« Puisqu’il n’y a plus de temps, qu’on finisse les travaux » (Rituel).
Le mot « temps » dérive de la racine indo-européenne tem, qui signifie « couper », soit tomos en grec (« tome » en français), puis atomos ce qui ne peut être divisé.
L’impossible définition
« Qu’est-ce en effet que le temps ? Si personne ne me le demande, je le sais ; mais si on me le demande et que je veuille l’expliquer, je ne le sais plus. Pourtant, je le déclare hardiment, je sais que si rien ne passait, il n’y aurait pas de temps passé ; que si rien n’arrivait, il n’y aurait pas de temps à venir ; que si rien n’était, il n’y aurait pas de temps présent » (Saint Augustin, Les Confessions, 398).

Tout est dit des difficultés engendrées pour la maîtrise de ce concept qui ne se perçoit que par des signes de son existence et non en tant que tel.
Qui serait capable d’expliquer facilement et brièvement le temps ? Qui peut le concevoir, même en pensée, assez nettement pour exprimer par des mots l’idée qu’il s’en fait ? Est-il cependant notion plus familière et plus connue dont nous usions en parlant ? Quand nous nous exprimons, nous comprenons sans doute ce que nous disons ; nous comprenons aussi si nous entendons un autre que nous parler.
Deux métaphores illustrent le concept de temps :
– la flèche qui explique que l’on va du passé au présent et du présent à l’avenir. C’est la sensibilité d’Aristote, de Leibniz, de la phénoménologie et de la physique ;
– le fleuve, comme cet an 2000 qui fut un futur, un présent et si vite un passé. C’est la position de Platon et de Newton.

Division et unification à la fois, c’est le grand paradoxe du temps qui est insaisissable en lui-même car il passe et disparaît à mesure qu’il se forme. « L’une des deux parties du temps a été et n’est plus ; l’autre partie doit être et n’est pas encore… Les doutes que peuvent faire naître l’existence et les propriétés du temps » (Aristote, Physiques).
Pour chacun, donc pour le poète, le temps est l’ennemi quotidien qui nous fait vieillir, mourir ; il nous angoisse, inéluctable. « Vivez, si m’en croyez, n’attendez à demain : Cueillez dès aujourd’hui les roses de la vie » (Ronsard, Sonnets pour Hélène).
Temps circulaire
« Le temps est le mouvement de la sphère céleste, parce que par lui les autres mouvements sont mesurés, et même le temps est mesuré par ce mouvement… On est en effet d’avis que le temps lui-même est un certain cercle » (Aristote, Physique).

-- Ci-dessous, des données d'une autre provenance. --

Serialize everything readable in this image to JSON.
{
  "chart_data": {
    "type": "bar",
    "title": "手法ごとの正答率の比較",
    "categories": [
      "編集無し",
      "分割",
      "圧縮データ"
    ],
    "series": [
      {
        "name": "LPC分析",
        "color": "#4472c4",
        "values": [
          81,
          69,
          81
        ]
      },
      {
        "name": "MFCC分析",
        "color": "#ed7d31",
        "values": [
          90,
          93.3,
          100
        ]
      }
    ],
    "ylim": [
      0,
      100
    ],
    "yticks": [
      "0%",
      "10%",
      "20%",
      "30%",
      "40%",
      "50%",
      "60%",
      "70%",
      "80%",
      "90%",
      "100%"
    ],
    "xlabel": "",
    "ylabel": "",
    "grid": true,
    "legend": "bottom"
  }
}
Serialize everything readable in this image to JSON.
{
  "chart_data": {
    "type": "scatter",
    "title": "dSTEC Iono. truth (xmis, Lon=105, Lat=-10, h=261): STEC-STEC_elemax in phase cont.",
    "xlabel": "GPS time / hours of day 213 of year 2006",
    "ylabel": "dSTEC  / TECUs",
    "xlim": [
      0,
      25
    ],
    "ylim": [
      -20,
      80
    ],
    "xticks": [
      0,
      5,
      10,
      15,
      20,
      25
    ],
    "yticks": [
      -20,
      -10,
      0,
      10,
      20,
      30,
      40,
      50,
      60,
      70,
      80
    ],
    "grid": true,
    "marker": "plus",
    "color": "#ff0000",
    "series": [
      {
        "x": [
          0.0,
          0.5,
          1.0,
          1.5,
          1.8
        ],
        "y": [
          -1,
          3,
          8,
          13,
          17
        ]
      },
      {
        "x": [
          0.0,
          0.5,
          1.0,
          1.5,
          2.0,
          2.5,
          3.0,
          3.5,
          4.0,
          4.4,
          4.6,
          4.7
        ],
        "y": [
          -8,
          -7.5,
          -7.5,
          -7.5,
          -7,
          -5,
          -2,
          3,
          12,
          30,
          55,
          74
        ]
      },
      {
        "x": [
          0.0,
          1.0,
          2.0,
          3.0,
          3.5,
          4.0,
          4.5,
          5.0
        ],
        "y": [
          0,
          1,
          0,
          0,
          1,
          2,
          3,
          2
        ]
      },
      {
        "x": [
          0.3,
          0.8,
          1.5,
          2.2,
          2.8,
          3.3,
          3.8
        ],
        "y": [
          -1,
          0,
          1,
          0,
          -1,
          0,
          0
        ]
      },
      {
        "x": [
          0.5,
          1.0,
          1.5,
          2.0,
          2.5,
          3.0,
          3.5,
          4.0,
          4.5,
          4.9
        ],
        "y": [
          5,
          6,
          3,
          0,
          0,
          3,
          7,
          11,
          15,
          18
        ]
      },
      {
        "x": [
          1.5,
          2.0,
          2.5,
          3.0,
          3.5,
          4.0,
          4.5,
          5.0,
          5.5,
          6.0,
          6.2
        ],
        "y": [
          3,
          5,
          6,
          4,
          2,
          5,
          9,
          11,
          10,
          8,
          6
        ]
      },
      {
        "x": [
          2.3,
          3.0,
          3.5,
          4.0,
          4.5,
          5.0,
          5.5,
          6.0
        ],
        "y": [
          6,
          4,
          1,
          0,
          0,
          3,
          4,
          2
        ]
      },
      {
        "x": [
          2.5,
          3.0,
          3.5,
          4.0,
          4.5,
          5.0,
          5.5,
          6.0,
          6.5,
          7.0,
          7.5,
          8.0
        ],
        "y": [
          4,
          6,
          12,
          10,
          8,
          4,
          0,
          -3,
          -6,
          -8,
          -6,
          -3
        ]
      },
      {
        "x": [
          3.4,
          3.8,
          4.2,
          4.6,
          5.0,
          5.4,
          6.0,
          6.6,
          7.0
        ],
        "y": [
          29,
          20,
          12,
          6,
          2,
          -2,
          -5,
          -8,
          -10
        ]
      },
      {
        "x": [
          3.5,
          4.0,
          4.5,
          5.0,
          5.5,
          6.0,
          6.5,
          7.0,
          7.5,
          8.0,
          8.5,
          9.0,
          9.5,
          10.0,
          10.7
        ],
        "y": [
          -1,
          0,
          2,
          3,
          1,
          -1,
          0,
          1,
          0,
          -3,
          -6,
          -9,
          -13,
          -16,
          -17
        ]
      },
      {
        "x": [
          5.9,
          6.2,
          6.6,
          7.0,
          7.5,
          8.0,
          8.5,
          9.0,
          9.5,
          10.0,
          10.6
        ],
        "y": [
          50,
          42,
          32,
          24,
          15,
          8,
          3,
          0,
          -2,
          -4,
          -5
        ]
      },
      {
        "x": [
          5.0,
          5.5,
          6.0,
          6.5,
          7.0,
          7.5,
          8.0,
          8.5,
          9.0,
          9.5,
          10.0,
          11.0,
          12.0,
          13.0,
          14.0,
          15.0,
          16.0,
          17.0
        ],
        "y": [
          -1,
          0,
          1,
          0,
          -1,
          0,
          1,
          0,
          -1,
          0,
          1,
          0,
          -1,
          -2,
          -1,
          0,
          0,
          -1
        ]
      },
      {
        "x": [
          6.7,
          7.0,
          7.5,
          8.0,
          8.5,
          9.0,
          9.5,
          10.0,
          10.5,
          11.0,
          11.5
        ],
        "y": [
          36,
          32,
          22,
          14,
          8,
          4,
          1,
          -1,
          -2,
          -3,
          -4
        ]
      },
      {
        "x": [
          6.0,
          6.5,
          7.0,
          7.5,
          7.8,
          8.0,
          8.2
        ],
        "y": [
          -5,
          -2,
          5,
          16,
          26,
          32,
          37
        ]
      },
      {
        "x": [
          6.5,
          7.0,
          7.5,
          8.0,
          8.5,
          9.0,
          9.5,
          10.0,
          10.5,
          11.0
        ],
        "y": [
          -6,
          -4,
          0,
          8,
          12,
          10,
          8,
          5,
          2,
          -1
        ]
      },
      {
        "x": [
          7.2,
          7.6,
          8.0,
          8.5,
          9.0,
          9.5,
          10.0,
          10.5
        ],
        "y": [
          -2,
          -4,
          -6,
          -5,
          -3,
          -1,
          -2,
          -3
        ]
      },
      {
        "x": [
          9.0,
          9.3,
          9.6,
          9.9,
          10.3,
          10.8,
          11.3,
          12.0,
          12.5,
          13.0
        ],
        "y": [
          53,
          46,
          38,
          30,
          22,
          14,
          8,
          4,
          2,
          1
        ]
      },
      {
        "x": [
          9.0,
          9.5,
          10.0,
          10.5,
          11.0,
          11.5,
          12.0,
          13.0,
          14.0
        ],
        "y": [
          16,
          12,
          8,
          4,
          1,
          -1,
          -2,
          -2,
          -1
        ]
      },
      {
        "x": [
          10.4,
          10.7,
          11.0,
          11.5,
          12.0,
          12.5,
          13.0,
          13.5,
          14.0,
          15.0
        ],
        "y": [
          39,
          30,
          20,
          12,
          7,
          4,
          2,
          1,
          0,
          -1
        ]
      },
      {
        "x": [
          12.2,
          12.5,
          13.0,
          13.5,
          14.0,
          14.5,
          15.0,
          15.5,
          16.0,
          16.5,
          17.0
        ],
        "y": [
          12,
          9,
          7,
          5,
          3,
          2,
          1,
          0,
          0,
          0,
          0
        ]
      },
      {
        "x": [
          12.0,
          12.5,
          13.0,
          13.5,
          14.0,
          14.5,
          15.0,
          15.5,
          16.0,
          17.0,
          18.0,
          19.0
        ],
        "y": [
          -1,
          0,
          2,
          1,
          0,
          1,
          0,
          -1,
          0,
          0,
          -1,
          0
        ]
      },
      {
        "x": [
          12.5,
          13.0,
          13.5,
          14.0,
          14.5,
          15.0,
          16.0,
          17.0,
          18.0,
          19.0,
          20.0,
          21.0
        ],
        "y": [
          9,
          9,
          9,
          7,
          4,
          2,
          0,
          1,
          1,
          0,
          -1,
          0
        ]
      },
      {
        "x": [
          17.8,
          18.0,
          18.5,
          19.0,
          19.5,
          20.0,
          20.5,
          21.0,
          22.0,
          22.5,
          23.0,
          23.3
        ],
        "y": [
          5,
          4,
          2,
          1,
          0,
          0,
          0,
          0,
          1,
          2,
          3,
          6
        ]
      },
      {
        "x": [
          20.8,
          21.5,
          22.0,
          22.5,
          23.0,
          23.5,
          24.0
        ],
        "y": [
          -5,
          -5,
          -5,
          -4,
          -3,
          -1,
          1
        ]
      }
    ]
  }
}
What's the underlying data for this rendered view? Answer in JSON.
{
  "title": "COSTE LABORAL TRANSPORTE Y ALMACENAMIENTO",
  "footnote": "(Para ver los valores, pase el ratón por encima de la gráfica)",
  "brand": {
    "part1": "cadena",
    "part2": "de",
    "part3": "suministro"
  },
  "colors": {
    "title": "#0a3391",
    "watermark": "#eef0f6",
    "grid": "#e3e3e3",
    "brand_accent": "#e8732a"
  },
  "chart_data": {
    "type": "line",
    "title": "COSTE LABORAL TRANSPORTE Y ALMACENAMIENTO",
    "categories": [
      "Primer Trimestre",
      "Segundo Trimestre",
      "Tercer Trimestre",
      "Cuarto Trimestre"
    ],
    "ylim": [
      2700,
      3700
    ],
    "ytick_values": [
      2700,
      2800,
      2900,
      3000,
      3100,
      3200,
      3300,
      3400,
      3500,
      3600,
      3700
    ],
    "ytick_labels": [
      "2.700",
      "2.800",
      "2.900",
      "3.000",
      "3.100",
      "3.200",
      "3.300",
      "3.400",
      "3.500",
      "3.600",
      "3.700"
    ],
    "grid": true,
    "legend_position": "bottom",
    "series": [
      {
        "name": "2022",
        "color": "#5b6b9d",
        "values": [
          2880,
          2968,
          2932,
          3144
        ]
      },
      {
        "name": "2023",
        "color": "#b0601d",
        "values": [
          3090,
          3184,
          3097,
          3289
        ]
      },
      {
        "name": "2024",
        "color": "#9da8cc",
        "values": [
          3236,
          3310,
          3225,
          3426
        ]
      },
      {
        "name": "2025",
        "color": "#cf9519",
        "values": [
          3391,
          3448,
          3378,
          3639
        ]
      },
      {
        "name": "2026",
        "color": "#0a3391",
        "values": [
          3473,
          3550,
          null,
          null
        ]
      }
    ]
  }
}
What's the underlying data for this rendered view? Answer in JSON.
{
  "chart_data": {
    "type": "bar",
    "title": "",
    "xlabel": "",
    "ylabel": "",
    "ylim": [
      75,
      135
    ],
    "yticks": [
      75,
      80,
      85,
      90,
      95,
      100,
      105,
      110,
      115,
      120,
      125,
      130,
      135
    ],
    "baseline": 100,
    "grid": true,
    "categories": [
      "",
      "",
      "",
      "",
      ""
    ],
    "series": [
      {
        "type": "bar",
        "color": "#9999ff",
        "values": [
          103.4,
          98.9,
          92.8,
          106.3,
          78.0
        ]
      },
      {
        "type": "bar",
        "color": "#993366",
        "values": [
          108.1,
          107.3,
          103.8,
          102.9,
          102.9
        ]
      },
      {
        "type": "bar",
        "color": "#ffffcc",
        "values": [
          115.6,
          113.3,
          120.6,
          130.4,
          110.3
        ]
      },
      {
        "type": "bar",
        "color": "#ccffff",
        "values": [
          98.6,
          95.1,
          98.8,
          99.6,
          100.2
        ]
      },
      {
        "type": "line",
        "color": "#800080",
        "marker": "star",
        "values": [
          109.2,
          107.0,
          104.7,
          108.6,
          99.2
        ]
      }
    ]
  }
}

Séduits par le succès et la beauté des mathématiques, les philosophes voyaient en elles un modèle pour les autres sciences. Au fronton de l’Académie, fondée par Platon, l’inscription « Nul n’entre ici s’il n’est géomètre » témoignait déjà de leur importance. Pour leur part, certains rituels énoncent qu’au fronton de l’école de Pythagore on pouvait lire : « Que nul n’entre ici, s’il n’est géomètre et qu’il n’y pénètre pas davantage s’il n’est que géomètre. » À partir de postulats simples et faciles à admettre, la raison, et la raison seule, avait construit des théories mathématiques d’une rigueur quasi parfaite. Cela s’applique au temps par l’intermédiaire du mouvement. « C’est en percevant le mouvement que nous percevons le temps » (Aristote, Physique). La justification du temps circulaire en découle :
« Il est évident que le transport circulaire est le premier des transports… Le circulaire est antérieur au rectiligne car il est plus simple et plus parfait. Or le parfait est antérieur à l’imparfait selon la nature, selon la notion, selon le temps ».
(Aristote, Physique)
« L’univers, au bout d’un temps donné, revient toujours au même état, dans l’alternance mesurée des vies périodiques » (Plotin, Ennéades). Le temps est comme le corps pour l’homme : il vit avec et ne le perçoit que lorsqu’il existe une entrave à son usage. Avec Heidegger, on pourrait dire « il y a du temps » mais « il n’est pas » : on le perçoit mais il reste inconcevable.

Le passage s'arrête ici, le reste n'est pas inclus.